Is Klout dead?

klout blog pic

No, not yet, but they’ve definitely been riding the struggle bus for a very long time.

Klout is a social media analytics app launched in 2008 that purports to rank individuals on their social influence. Kind of like Google’s pagerank, but for people. It gauges and tracks an individual’s impact on social channels. It reached its peak around May 2013—after Microsoft invested, Instagram was included, and their Perks hit an all-time high.

And that’s around the time when everyone was talking about it. Some loved it, but most criticized. According to Klout, Justin Bieber was the most influential person in the world—twice as influential as President Barrack Obama.

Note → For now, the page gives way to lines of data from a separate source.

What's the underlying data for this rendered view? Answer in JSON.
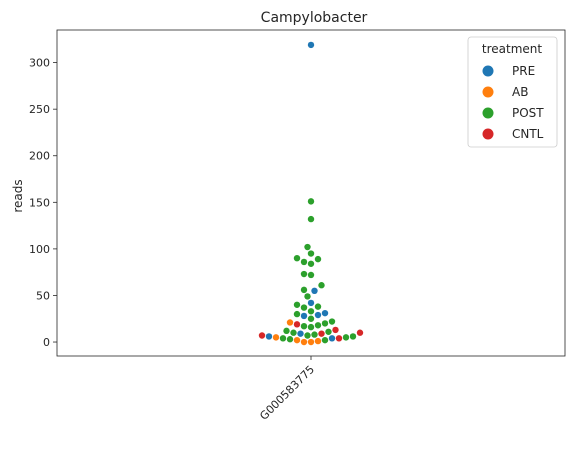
{
  "chart_data": {
    "type": "scatter",
    "subtype": "swarm",
    "title": "Campylobacter",
    "xlabel": "",
    "ylabel": "reads",
    "categories": [
      "G000583775"
    ],
    "ylim": [
      -15,
      335
    ],
    "yticks": [
      0,
      50,
      100,
      150,
      200,
      250,
      300
    ],
    "grid": false,
    "legend": {
      "title": "treatment",
      "placement": "top-right",
      "entries": [
        {
          "name": "PRE",
          "color": "#1f77b4"
        },
        {
          "name": "AB",
          "color": "#ff7f0e"
        },
        {
          "name": "POST",
          "color": "#2ca02c"
        },
        {
          "name": "CNTL",
          "color": "#d62728"
        }
      ]
    },
    "series": [
      {
        "name": "PRE",
        "color": "#1f77b4",
        "values": [
          319,
          55,
          42,
          31,
          28,
          29,
          9,
          6,
          4
        ]
      },
      {
        "name": "AB",
        "color": "#ff7f0e",
        "values": [
          21,
          5,
          2,
          1,
          0,
          0
        ]
      },
      {
        "name": "POST",
        "color": "#2ca02c",
        "values": [
          151,
          132,
          102,
          95,
          90,
          89,
          86,
          84,
          73,
          72,
          61,
          56,
          49,
          40,
          38,
          37,
          33,
          30,
          25,
          22,
          20,
          18,
          17,
          16,
          12,
          11,
          10,
          8,
          7,
          6,
          5,
          4,
          3,
          2
        ]
      },
      {
        "name": "CNTL",
        "color": "#d62728",
        "values": [
          19,
          13,
          10,
          9,
          7,
          4
        ]
      }
    ]
  }
}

It ran rampant in HR circles—potential employees being asked their scores in interviews—and losing the jobs if their scores didn’t measure up.

The thing about influence, is that it’s an incredibly complex thing. Not something an algorithm can accurately gauge. Even if it ties in all your networking sites—not all sites are created equal. And most people tend to compartmentalize their lives and personalities by the different social networking sites they use. Some for professional, some for family, and some for personal shenanigans with friends. They also go on vacation—leaving some sites quiet until they return. The Klout score equation is an aggregation of all of these variable sites. And if people believe that Klout will become important or mandatory for their careers, then gaming of these sites with artificial engagement will be at an all-time high.

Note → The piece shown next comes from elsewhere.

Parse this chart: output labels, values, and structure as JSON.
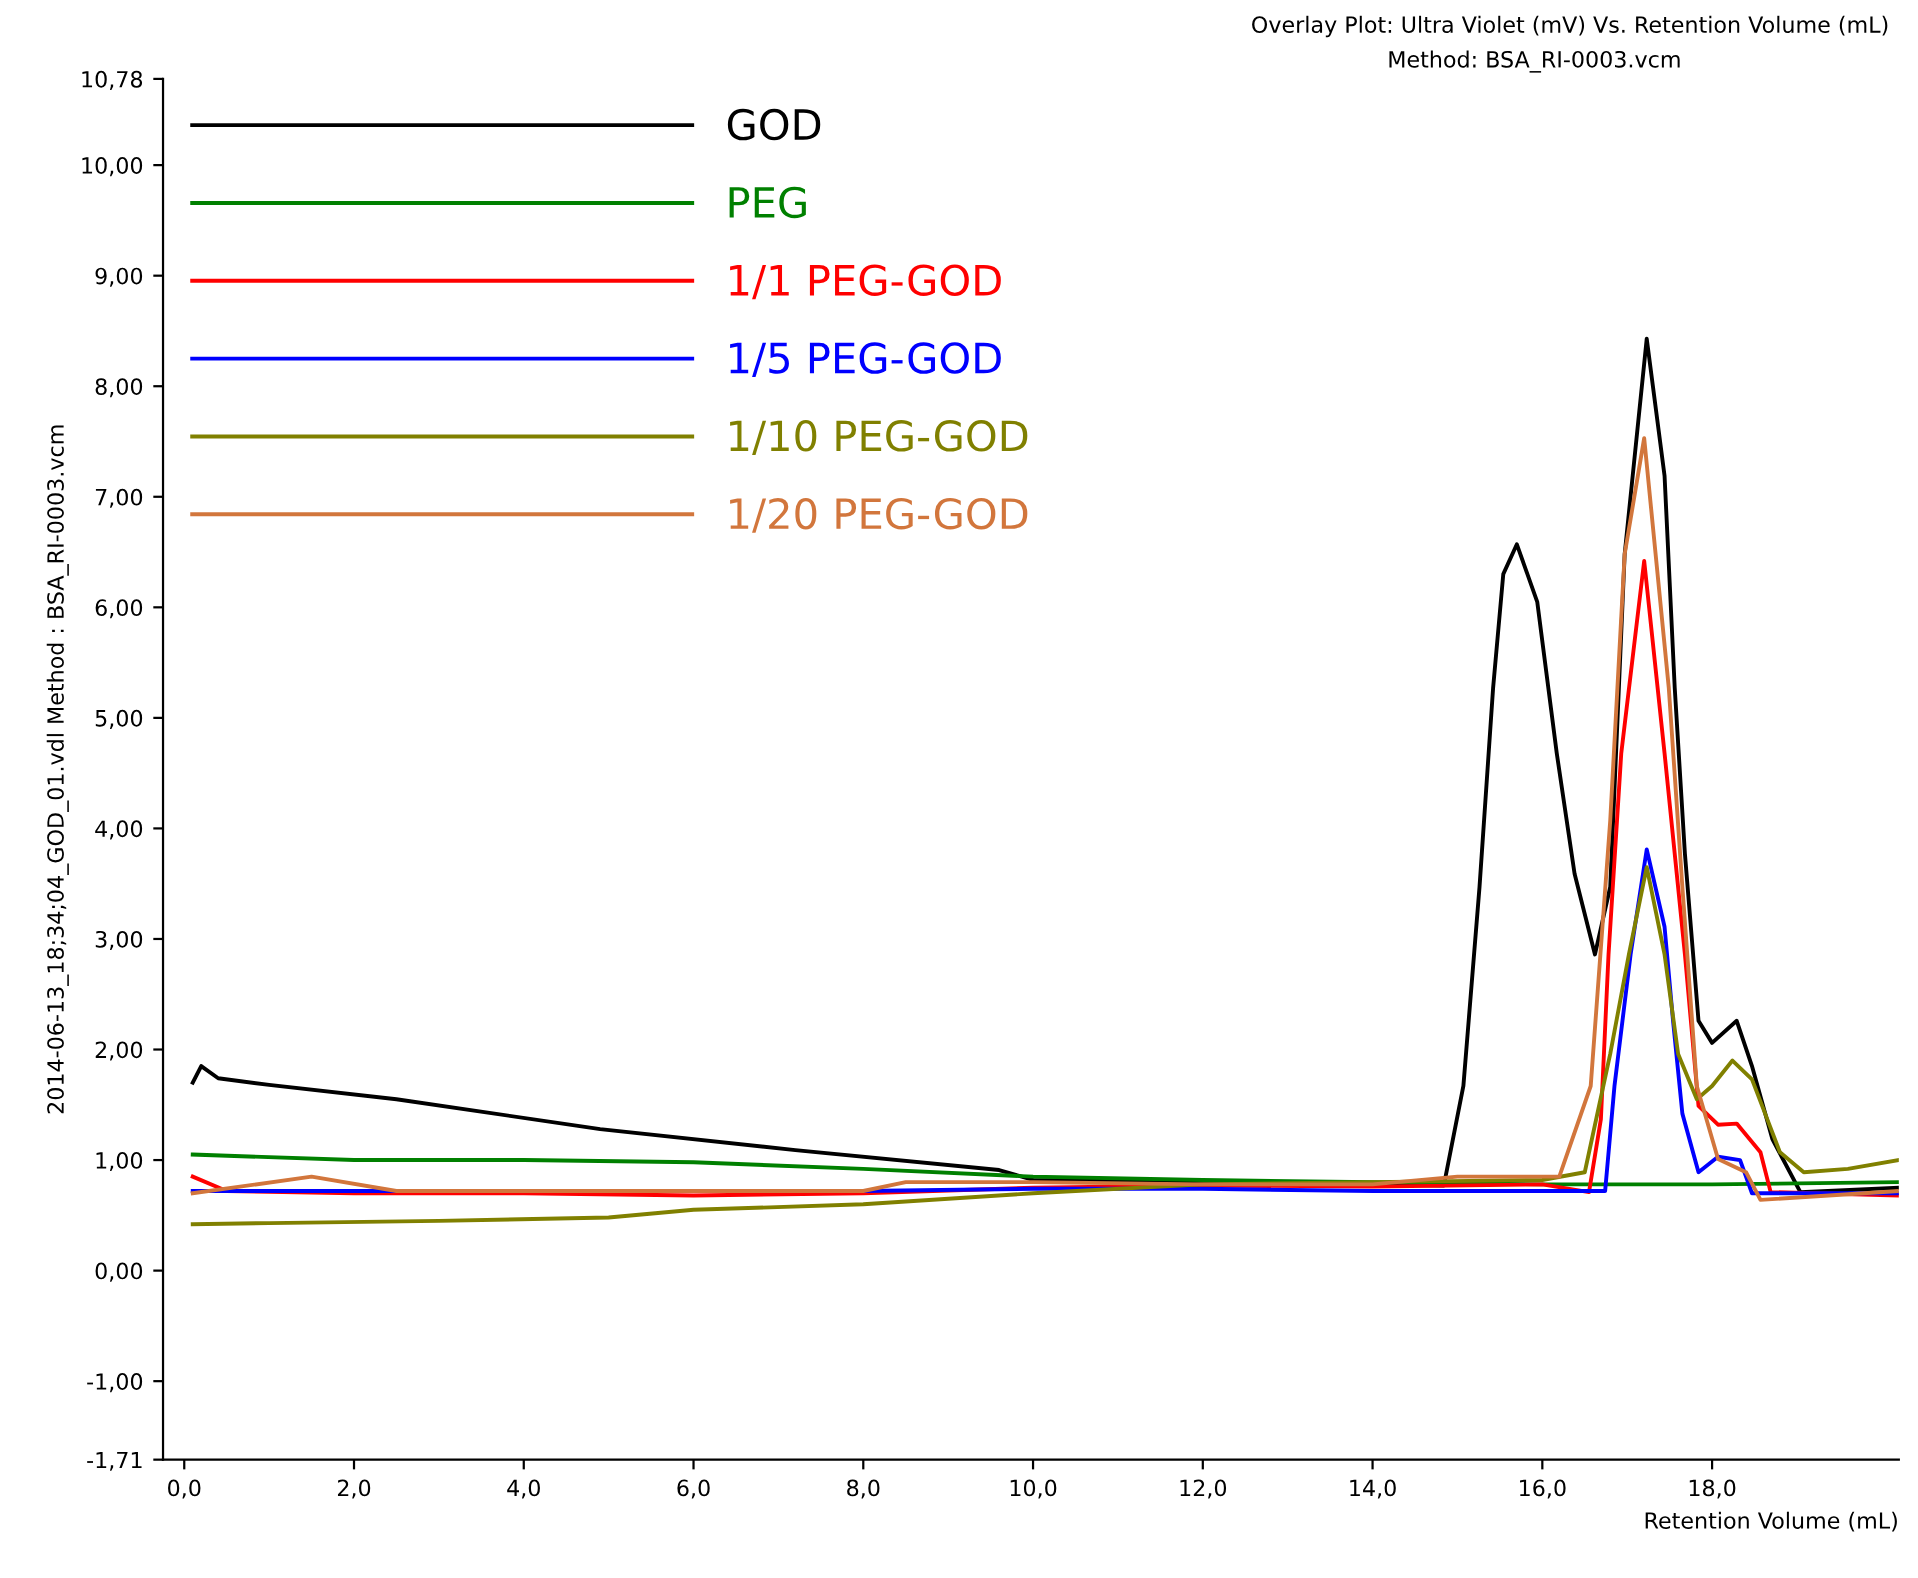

But then Klout went under the radar again. It fell out of mainstream news until March 2014 when Lithium Technologies acquired it. Lithium added Klout to their portfolio for managing online reputation.

“With Klout, Lithium fully delivers on its vision of building a trusted online connection between consumers and the brands they care about,” said Rob Tarkoff, Lithium President and CEO. “Trust is the currency online. For consumers, a trusted expert provides greater confidence in making purchases and getting advice. For brands, building a trusted reputation allows them to better find and keep customers.”

And then Klout went quiet again—until recently. Earlier this month, a published news release revealed that Klout had unveiled another new algorithm that “users are widely hailing as finally representing them accurately for all their brilliance.” Yeah, that sounds about right. And according to the Social Times, Klout scores are part of their actionable takeaways from the Social Media World Marketing 2015 conference—aiding and inspiring new employee advocates to grow their personal audiences.

So, while Klout is not quite dead, it still has some serious soul-searching to do.